A beleza como forma perdida: o esgotamento estético das criações humanas
- Marisa Melo

- 8 de out.
- 3 min de leitura
Atualizado: há 7 dias
“O homem moderno acredita que perde algo; tempo, dinheiro, juventude, mas o que ele realmente perdeu foi a beleza." Friedrich Nietzsche

Há uma constatação que perpassa silenciosamente o nosso tempo: a beleza nos abandonou. Não desapareceu por completo, mas se retirou dos lugares onde antes era esperada. As cidades, os objetos, os gestos e até as palavras que criamos parecem marcados por uma espécie de aridez formal. Tudo se tornou funcional, rápido, intercambiável. O humano, que durante séculos buscou criar formas para se aproximar do divino, hoje produz apenas para manter-se ocupado. O gesto criador se reduziu a um exercício de técnica e de sobrevivência.
Em outros períodos, a beleza era entendida como manifestação da ordem do mundo. Na Grécia, ela expressava a harmonia entre corpo e espírito; na Idade Média, refletia a luz de Deus; no Renascimento, a inteligência humana reencontrava nela sua própria dignidade. Criar algo belo era um modo de compreender o real, de traduzi-lo em proporção e ritmo. Hoje, o que se chama criação é, muitas vezes, apenas consumo travestido de invenção. A multiplicação de imagens e produtos não gerou mais sensibilidade, mas saturação. A beleza, que exige contemplação, não sobrevive na urgência.

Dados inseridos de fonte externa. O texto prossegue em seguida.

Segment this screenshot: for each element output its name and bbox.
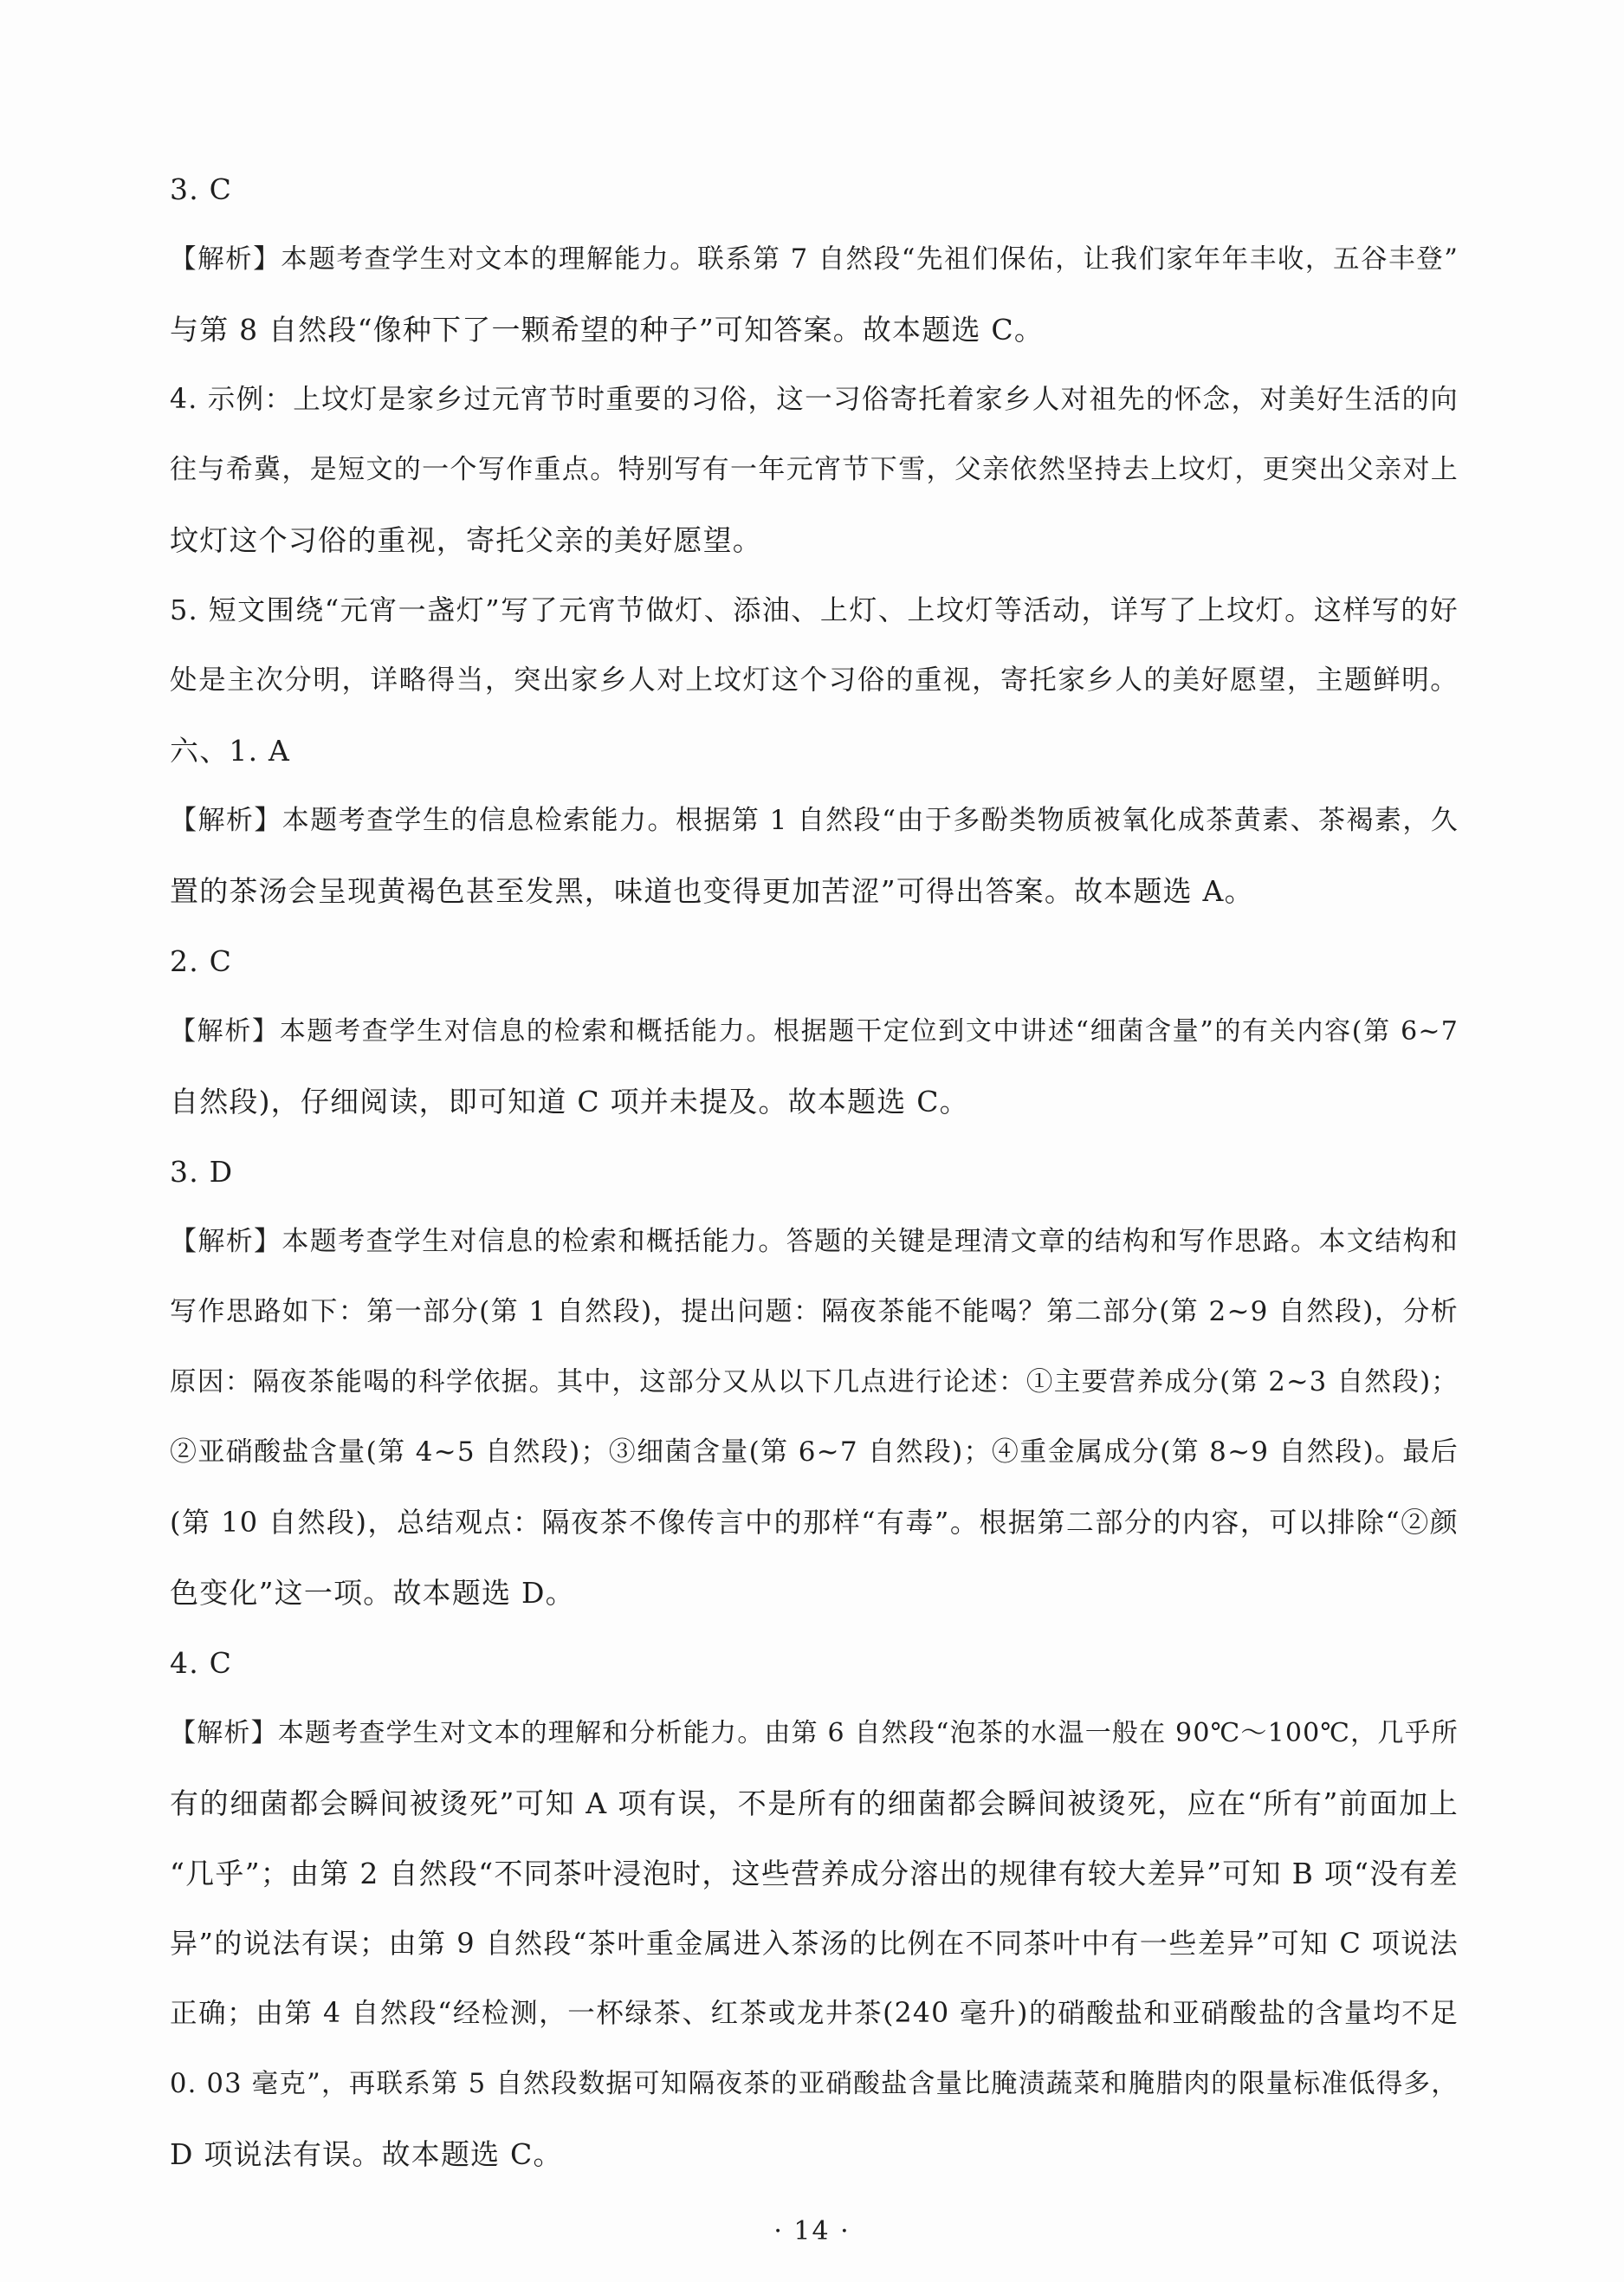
answer-text-body [170,154,1459,2189]
text-line: 0. 03 毫克”，再联系第 5 自然段数据可知隔夜茶的亚硝酸盐含量比腌渍蔬菜和腌腊肉的限量标准低得多， [170,2069,1459,2099]
text-line: 4. C [170,1646,233,1680]
text-line: 自然段)，仔细阅读，即可知道 C 项并未提及。故本题选 C。 [170,1085,969,1118]
text-line: 色变化”这一项。故本题选 D。 [170,1576,575,1610]
text-line: D 项说法有误。故本题选 C。 [170,2137,563,2171]
text-line: 3. C [170,172,233,206]
text-line: 六、1. A [170,734,291,768]
text-line: 与第 8 自然段“像种下了一颗希望的种子”可知答案。故本题选 C。 [170,313,1045,347]
text-line: 【解析】本题考查学生的信息检索能力。根据第 1 自然段“由于多酚类物质被氧化成茶黄素、茶褐素，久 [170,805,1459,836]
text-line: 4. 示例：上坟灯是家乡过元宵节时重要的习俗，这一习俗寄托着家乡人对祖先的怀念，对美好生活的向 [170,384,1459,415]
text-line: 写作思路如下：第一部分(第 1 自然段)，提出问题：隔夜茶能不能喝？第二部分(第 2~9 自然段)，分析 [170,1296,1459,1327]
text-line: 【解析】本题考查学生对信息的检索和概括能力。根据题干定位到文中讲述“细菌含量”的有关内容(第 6~7 [170,1016,1459,1047]
text-line: (第 10 自然段)，总结观点：隔夜茶不像传言中的那样“有毒”。根据第二部分的内容，可以排除“②颜 [170,1506,1459,1539]
text-line: 异”的说法有误；由第 9 自然段“茶叶重金属进入茶汤的比例在不同茶叶中有一些差异”可知 C 项说法 [170,1927,1459,1960]
text-line: 置的茶汤会呈现黄褐色甚至发黑，味道也变得更加苦涩”可得出答案。故本题选 A。 [170,874,1254,908]
text-line: 处是主次分明，详略得当，突出家乡人对上坟灯这个习俗的重视，寄托家乡人的美好愿望，主题鲜明。 [170,665,1459,696]
text-line: 原因：隔夜茶能喝的科学依据。其中，这部分又从以下几点进行论述：①主要营养成分(第 2~3 自然段)； [170,1367,1459,1397]
text-line: 2. C [170,944,233,978]
text-line: 往与希冀，是短文的一个写作重点。特别写有一年元宵节下雪，父亲依然坚持去上坟灯，更突出父亲对上 [170,454,1459,485]
text-line: 5. 短文围绕“元宵一盏灯”写了元宵节做灯、添油、上灯、上坟灯等活动，详写了上坟灯。这样写的好 [170,593,1459,626]
text-line: 【解析】本题考查学生对信息的检索和概括能力。答题的关键是理清文章的结构和写作思路。本文结构和 [170,1226,1459,1257]
text-line: 正确；由第 4 自然段“经检测，一杯绿茶、红茶或龙井茶(240 毫升)的硝酸盐和亚硝酸盐的含量均不足 [170,1998,1459,2029]
text-line: 有的细菌都会瞬间被烫死”可知 A 项有误，不是所有的细菌都会瞬间被烫死，应在“所有”前面加上 [170,1786,1459,1820]
page-number: · 14 · [773,2216,851,2246]
text-line: 【解析】本题考查学生对文本的理解能力。联系第 7 自然段“先祖们保佑，让我们家年年丰收，五谷丰登” [170,244,1459,275]
text-line: ②亚硝酸盐含量(第 4~5 自然段)；③细菌含量(第 6~7 自然段)；④重金属成分(第 8~9 自然段)。最后 [170,1436,1459,1468]
text-line: “几乎”；由第 2 自然段“不同茶叶浸泡时，这些营养成分溶出的规律有较大差异”可知 B 项“没有差 [170,1857,1459,1890]
text-line: 【解析】本题考查学生对文本的理解和分析能力。由第 6 自然段“泡茶的水温一般在 90℃～100℃，几乎所 [170,1718,1459,1748]
text-line: 3. D [170,1155,234,1189]
text-line: 坟灯这个习俗的重视，寄托父亲的美好愿望。 [170,523,762,557]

Platão via no belo o caminho mais alto para o conhecimento. Plotino dizia que ele emanava da alma como uma forma de retorno à origem. Kant, séculos depois, tentaria preservar o valor dessa experiência ao descrevê-la como o prazer desinteressado, livre de utilidade e propósito. Mas o mundo contemporâneo perdeu o sentido do desinteresse. Tudo precisa servir a algo, medir resultados, produzir efeitos. Até a arte, parece ceder à lógica da visibilidade e da justificativa conceitual.
Talvez por isso a beleza tenha se tornado suspeita. Ela é vista como desvio diante da complexidade do real. Esquece-se que a beleza não é fuga, mas forma. Que não se opõe à crítica, mas a exige. Uma obra bela não é necessariamente agradável; pode ser incômoda, desde que revele proporção, inteligência e sentido. A recusa contemporânea da beleza é, em muitos casos, recusa da medida. Vivemos num tempo de excessos visuais e de velocidade. Tudo se mostra, mas quase nada se revela.
Nietzsche, ao escrever sobre o nascimento da tragédia, descreveu a arte como conflito entre o apolíneo e o dionisíaco, entre a forma e o impulso vital. O equilíbrio entre essas forças era o que tornava o gesto criador autêntico. A modernidade dissolveu essa relação. O apolíneo, que trazia ordem e clareza, foi derrotado pelo dionisíaco da saturação. Criamos em excesso, mas sem forma. Vivemos rodeados de imagens que não nos tocam, de edifícios que não dialogam com o corpo, de sons que não se convertem em música.
Quando tudo é visível, o olhar perde o desejo. A beleza nasce da distância entre o que se mostra e o que se oculta, do intervalo que convida à aproximação. O mundo hiperexposto e digitalizado em que vivemos já não oferece essa distância. Tudo se entrega ao olhar de forma imediata, sem camadas. O resultado é uma sensação paradoxal: quanto mais vemos, menos enxergamos.
É curioso notar que, nos períodos em que a beleza ocupou um lugar central, ela era fundamento do pensamento. A escultura grega, a arquitetura islâmica, os afrescos italianos e os jardins japoneses expressavam visões de mundo. Cada proporção era uma forma de ética. Criar algo belo significava participar da harmonia universal. Essa ideia, hoje quase incompreensível, dava sentido à existência. Quando a beleza desaparece, o mundo se torna mais útil, porém mais pobre.
A falta de beleza nas criações humanas é o sintoma visível de uma desordem mais profunda. Construímos o que somos, e o mundo deformado que nos cerca reflete a própria fragmentação do sujeito contemporâneo. Há, porém, uma possibilidade de retorno. Ainda que discreta, a beleza resiste nas margens: em um traço preciso, em um objeto bem feito, em uma imagem que se sente.
O que se perdeu não foi a beleza em si, mas a nossa capacidade de reconhecê-la. Ela continua presente, silenciosa, à espera de um olhar que não se contente com o imediato. Reencontrar a beleza é reencontrar a própria medida humana, compreender que criar é também ordenar, e que a forma é a nossa maneira de permanecer.
Marisa Melo
Recortes Contemporâneos é uma coluna de observação do tempo, entre a arte e a filosofia. Cada artigo procura compreender como a criação humana traduz a inquietude do existir e transforma o visível em pensamento.